Ефим вобрал в грудь много воздуха и медленно проговорил:
— Баржу № 9-й разбили. Человеку спину перешибли, — а одного совсем нет, так что, пожалуй, утоп…
— Та-ак! — зловеще измеряя глазами капитана, протянул Маякин. — Н-ну, Ефимушка, сдеру же я с тебя шкуру…
— Это не я! — быстро сказал Ефим.
— Не ты? — крикнул старик и весь затрясся. — Кто?
— Сами хозяин…
— Фомка?! А ты, — ты что?
— Я — в люке лежал…
— А-а! Ты ле-жал…
— Связанный…
— Что-о? — взвизгнул старик тонким голосом.
— Позвольте по порядку… Так что они были выпимши и кричат: «Ступай прочь! я сам буду командовать!» Я говорю: «Не могу! Как я — капитан…» — «Связать, говорят, его!» И, связавши, спустили меня в люк, к матросам… А как сами были выпимши, то и захотели пошутить… Встречу нам шел воз… шесть порожних барж под «Черногорцем». Фома Игнатьич и загородили им путь… Свистали те… не раз… надо говорить правду — свистали!
— Ну-ну?
— Ну, и не справились… две передние навалило на нас… как они вдарили в борт нашей, мы и вдребезги… И они обе разбились… А нам куда горше пришлось…
Маякин встал со стула и засмеялся дребезжащим злым смехом. А Ефим вздыхал, разводил руками и говорил:
— Характер у них очень уж крупный… Тверезые они больше всё молчат и в задумчивости ходят, а вот подмочат вином свои пружины — и взовьются… Так что — в ту пору они и себе и делу не хозяин, а лютый враг — извините! Я хочу уйти, Яков Тарасович! Мне без хозяина — не свычно, не могу я без хозяина жить…
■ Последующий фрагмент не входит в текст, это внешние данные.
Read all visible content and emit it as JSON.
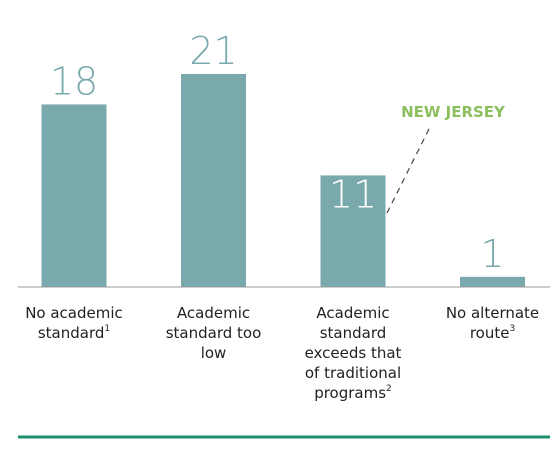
{
  "chart_data": {
    "type": "bar",
    "categories": [
      "No academic standard",
      "Academic standard too low",
      "Academic standard exceeds that of traditional programs",
      "No alternate route"
    ],
    "footnote_marks": [
      "1",
      null,
      "2",
      "3"
    ],
    "values": [
      18,
      21,
      11,
      1
    ],
    "color": "#7aa9ad",
    "ylim": [
      0,
      28
    ],
    "annotation": "NEW JERSEY",
    "annotation_color": "#8dbf5e",
    "rule_color": "#1e8c6e"
  }
}
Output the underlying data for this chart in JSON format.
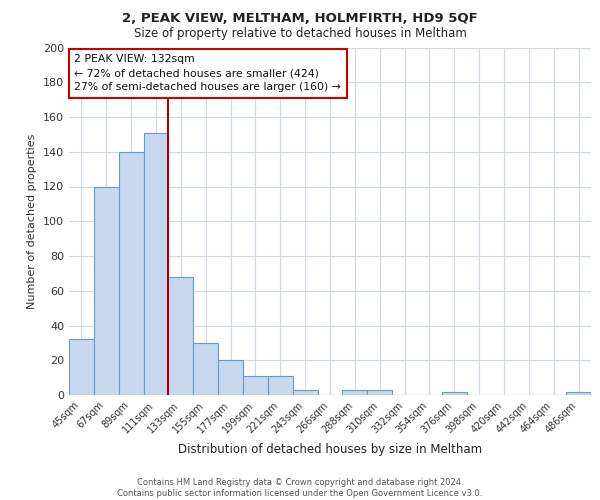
{
  "title": "2, PEAK VIEW, MELTHAM, HOLMFIRTH, HD9 5QF",
  "subtitle": "Size of property relative to detached houses in Meltham",
  "xlabel": "Distribution of detached houses by size in Meltham",
  "ylabel": "Number of detached properties",
  "bar_labels": [
    "45sqm",
    "67sqm",
    "89sqm",
    "111sqm",
    "133sqm",
    "155sqm",
    "177sqm",
    "199sqm",
    "221sqm",
    "243sqm",
    "266sqm",
    "288sqm",
    "310sqm",
    "332sqm",
    "354sqm",
    "376sqm",
    "398sqm",
    "420sqm",
    "442sqm",
    "464sqm",
    "486sqm"
  ],
  "bar_values": [
    32,
    120,
    140,
    151,
    68,
    30,
    20,
    11,
    11,
    3,
    0,
    3,
    3,
    0,
    0,
    2,
    0,
    0,
    0,
    0,
    2
  ],
  "bar_color": "#c8d8ee",
  "bar_edge_color": "#6699cc",
  "highlight_line_index": 4,
  "highlight_line_color": "#aa0000",
  "annotation_text": "2 PEAK VIEW: 132sqm\n← 72% of detached houses are smaller (424)\n27% of semi-detached houses are larger (160) →",
  "annotation_box_color": "#ffffff",
  "annotation_box_edge": "#cc0000",
  "ylim": [
    0,
    200
  ],
  "yticks": [
    0,
    20,
    40,
    60,
    80,
    100,
    120,
    140,
    160,
    180,
    200
  ],
  "footer_text": "Contains HM Land Registry data © Crown copyright and database right 2024.\nContains public sector information licensed under the Open Government Licence v3.0.",
  "bg_color": "#ffffff",
  "grid_color": "#ccd9e8"
}
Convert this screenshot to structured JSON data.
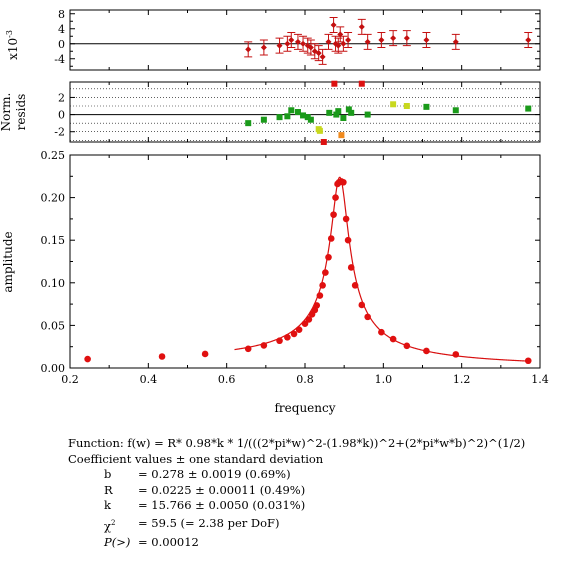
{
  "chart_data": {
    "type": "scatter",
    "xlabel": "frequency",
    "xlim": [
      0.2,
      1.4
    ],
    "xticks": [
      "0.2",
      "0.4",
      "0.6",
      "0.8",
      "1.0",
      "1.2",
      "1.4"
    ],
    "panels": {
      "residuals": {
        "ylabel": "x10",
        "ylabel_exponent": "-3",
        "ylim": [
          -7,
          9
        ],
        "yticks": [
          "8",
          "4",
          "0",
          "-4"
        ],
        "points": [
          {
            "x": 0.655,
            "y": -1.5,
            "err": 2.0
          },
          {
            "x": 0.695,
            "y": -1.0,
            "err": 2.0
          },
          {
            "x": 0.735,
            "y": -0.5,
            "err": 2.0
          },
          {
            "x": 0.755,
            "y": 0.0,
            "err": 2.0
          },
          {
            "x": 0.765,
            "y": 1.0,
            "err": 2.0
          },
          {
            "x": 0.782,
            "y": 0.5,
            "err": 2.0
          },
          {
            "x": 0.795,
            "y": 0.0,
            "err": 2.0
          },
          {
            "x": 0.807,
            "y": -0.5,
            "err": 2.0
          },
          {
            "x": 0.815,
            "y": -1.0,
            "err": 2.0
          },
          {
            "x": 0.825,
            "y": -2.0,
            "err": 2.0
          },
          {
            "x": 0.835,
            "y": -2.5,
            "err": 2.0
          },
          {
            "x": 0.845,
            "y": -3.5,
            "err": 2.0
          },
          {
            "x": 0.86,
            "y": 0.5,
            "err": 2.0
          },
          {
            "x": 0.873,
            "y": 5.0,
            "err": 2.0
          },
          {
            "x": 0.878,
            "y": 0.0,
            "err": 2.0
          },
          {
            "x": 0.885,
            "y": -0.5,
            "err": 2.0
          },
          {
            "x": 0.89,
            "y": 2.5,
            "err": 2.0
          },
          {
            "x": 0.898,
            "y": 0.0,
            "err": 2.0
          },
          {
            "x": 0.91,
            "y": 1.0,
            "err": 2.0
          },
          {
            "x": 0.945,
            "y": 4.5,
            "err": 2.0
          },
          {
            "x": 0.96,
            "y": 0.5,
            "err": 2.0
          },
          {
            "x": 0.995,
            "y": 1.0,
            "err": 2.0
          },
          {
            "x": 1.025,
            "y": 1.5,
            "err": 2.0
          },
          {
            "x": 1.06,
            "y": 1.5,
            "err": 2.0
          },
          {
            "x": 1.11,
            "y": 1.0,
            "err": 2.0
          },
          {
            "x": 1.185,
            "y": 0.5,
            "err": 2.0
          },
          {
            "x": 1.37,
            "y": 1.0,
            "err": 2.0
          }
        ]
      },
      "normalized_residuals": {
        "ylabel": "Norm. resids",
        "ylim": [
          -3.2,
          3.8
        ],
        "yticks": [
          "2",
          "0",
          "-2"
        ],
        "points": [
          {
            "x": 0.655,
            "y": -1.0,
            "color": "#1a9a1a"
          },
          {
            "x": 0.695,
            "y": -0.6,
            "color": "#1a9a1a"
          },
          {
            "x": 0.735,
            "y": -0.3,
            "color": "#1a9a1a"
          },
          {
            "x": 0.755,
            "y": -0.2,
            "color": "#1a9a1a"
          },
          {
            "x": 0.765,
            "y": 0.5,
            "color": "#1a9a1a"
          },
          {
            "x": 0.782,
            "y": 0.3,
            "color": "#1a9a1a"
          },
          {
            "x": 0.795,
            "y": -0.1,
            "color": "#1a9a1a"
          },
          {
            "x": 0.807,
            "y": -0.3,
            "color": "#1a9a1a"
          },
          {
            "x": 0.815,
            "y": -0.6,
            "color": "#1a9a1a"
          },
          {
            "x": 0.835,
            "y": -1.7,
            "color": "#c8d81e"
          },
          {
            "x": 0.838,
            "y": -1.9,
            "color": "#c8d81e"
          },
          {
            "x": 0.848,
            "y": -3.2,
            "color": "#dd1111"
          },
          {
            "x": 0.862,
            "y": 0.2,
            "color": "#1a9a1a"
          },
          {
            "x": 0.875,
            "y": 3.6,
            "color": "#dd1111"
          },
          {
            "x": 0.88,
            "y": 0.0,
            "color": "#1a9a1a"
          },
          {
            "x": 0.885,
            "y": 0.4,
            "color": "#1a9a1a"
          },
          {
            "x": 0.893,
            "y": -2.4,
            "color": "#f08a1e"
          },
          {
            "x": 0.898,
            "y": -0.4,
            "color": "#1a9a1a"
          },
          {
            "x": 0.912,
            "y": 0.6,
            "color": "#1a9a1a"
          },
          {
            "x": 0.918,
            "y": 0.2,
            "color": "#1a9a1a"
          },
          {
            "x": 0.945,
            "y": 3.6,
            "color": "#dd1111"
          },
          {
            "x": 0.96,
            "y": 0.0,
            "color": "#1a9a1a"
          },
          {
            "x": 1.025,
            "y": 1.2,
            "color": "#c8d81e"
          },
          {
            "x": 1.06,
            "y": 1.0,
            "color": "#c8d81e"
          },
          {
            "x": 1.11,
            "y": 0.9,
            "color": "#1a9a1a"
          },
          {
            "x": 1.185,
            "y": 0.5,
            "color": "#1a9a1a"
          },
          {
            "x": 1.37,
            "y": 0.7,
            "color": "#1a9a1a"
          }
        ]
      },
      "main": {
        "ylabel": "amplitude",
        "ylim": [
          0,
          0.25
        ],
        "yticks": [
          "0.25",
          "0.20",
          "0.15",
          "0.10",
          "0.05",
          "0.00"
        ],
        "data_color": "#e01010",
        "points": [
          {
            "x": 0.245,
            "y": 0.0105
          },
          {
            "x": 0.435,
            "y": 0.0135
          },
          {
            "x": 0.545,
            "y": 0.0165
          },
          {
            "x": 0.655,
            "y": 0.0225
          },
          {
            "x": 0.695,
            "y": 0.0265
          },
          {
            "x": 0.735,
            "y": 0.032
          },
          {
            "x": 0.755,
            "y": 0.036
          },
          {
            "x": 0.772,
            "y": 0.04
          },
          {
            "x": 0.785,
            "y": 0.045
          },
          {
            "x": 0.8,
            "y": 0.052
          },
          {
            "x": 0.81,
            "y": 0.057
          },
          {
            "x": 0.818,
            "y": 0.063
          },
          {
            "x": 0.825,
            "y": 0.068
          },
          {
            "x": 0.83,
            "y": 0.0735
          },
          {
            "x": 0.838,
            "y": 0.085
          },
          {
            "x": 0.845,
            "y": 0.097
          },
          {
            "x": 0.852,
            "y": 0.112
          },
          {
            "x": 0.86,
            "y": 0.13
          },
          {
            "x": 0.867,
            "y": 0.152
          },
          {
            "x": 0.873,
            "y": 0.18
          },
          {
            "x": 0.878,
            "y": 0.2
          },
          {
            "x": 0.883,
            "y": 0.216
          },
          {
            "x": 0.887,
            "y": 0.218
          },
          {
            "x": 0.893,
            "y": 0.219
          },
          {
            "x": 0.898,
            "y": 0.218
          },
          {
            "x": 0.905,
            "y": 0.175
          },
          {
            "x": 0.91,
            "y": 0.15
          },
          {
            "x": 0.918,
            "y": 0.118
          },
          {
            "x": 0.928,
            "y": 0.097
          },
          {
            "x": 0.945,
            "y": 0.074
          },
          {
            "x": 0.96,
            "y": 0.06
          },
          {
            "x": 0.995,
            "y": 0.042
          },
          {
            "x": 1.025,
            "y": 0.034
          },
          {
            "x": 1.06,
            "y": 0.026
          },
          {
            "x": 1.11,
            "y": 0.02
          },
          {
            "x": 1.185,
            "y": 0.016
          },
          {
            "x": 1.37,
            "y": 0.0085
          }
        ],
        "fit": {
          "b": 0.278,
          "R": 0.0225,
          "k": 15.766
        }
      }
    }
  },
  "fit_info": {
    "function": "Function: f(w) = R* 0.98*k * 1/(((2*pi*w)^2-(1.98*k))^2+(2*pi*w*b)^2)^(1/2)",
    "coef_header": "Coefficient values ± one standard deviation",
    "coefficients": [
      {
        "name": "b",
        "value": "= 0.278 ± 0.0019  (0.69%)"
      },
      {
        "name": "R",
        "value": "= 0.0225 ± 0.00011  (0.49%)"
      },
      {
        "name": "k",
        "value": "= 15.766 ± 0.0050  (0.031%)"
      }
    ],
    "chi_symbol": "χ",
    "chi_exponent": "2",
    "chi_value": "= 59.5 (= 2.38 per DoF)",
    "p_label": "P(>)",
    "p_value": "= 0.00012"
  }
}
— Молчать! — сурово сказал Маякин. — Где Фома?
— Там, на месте… Они тотчас опосля этого случая пришли в себя и тут же послали за рабочими… Поднимать будут баржу… чай, уж и начали…
— Один он там? — спросил Маякин, опуская голову.
— Не… совсем… — тихо ответил Ефим, искоса посмотрев на Любовь. — Барыня при них… черная такая… Вроде как не в своем уме женщина… — вздыхая, сказал Ефим. — Всё поет… очень хорошо поет… соблазн большой!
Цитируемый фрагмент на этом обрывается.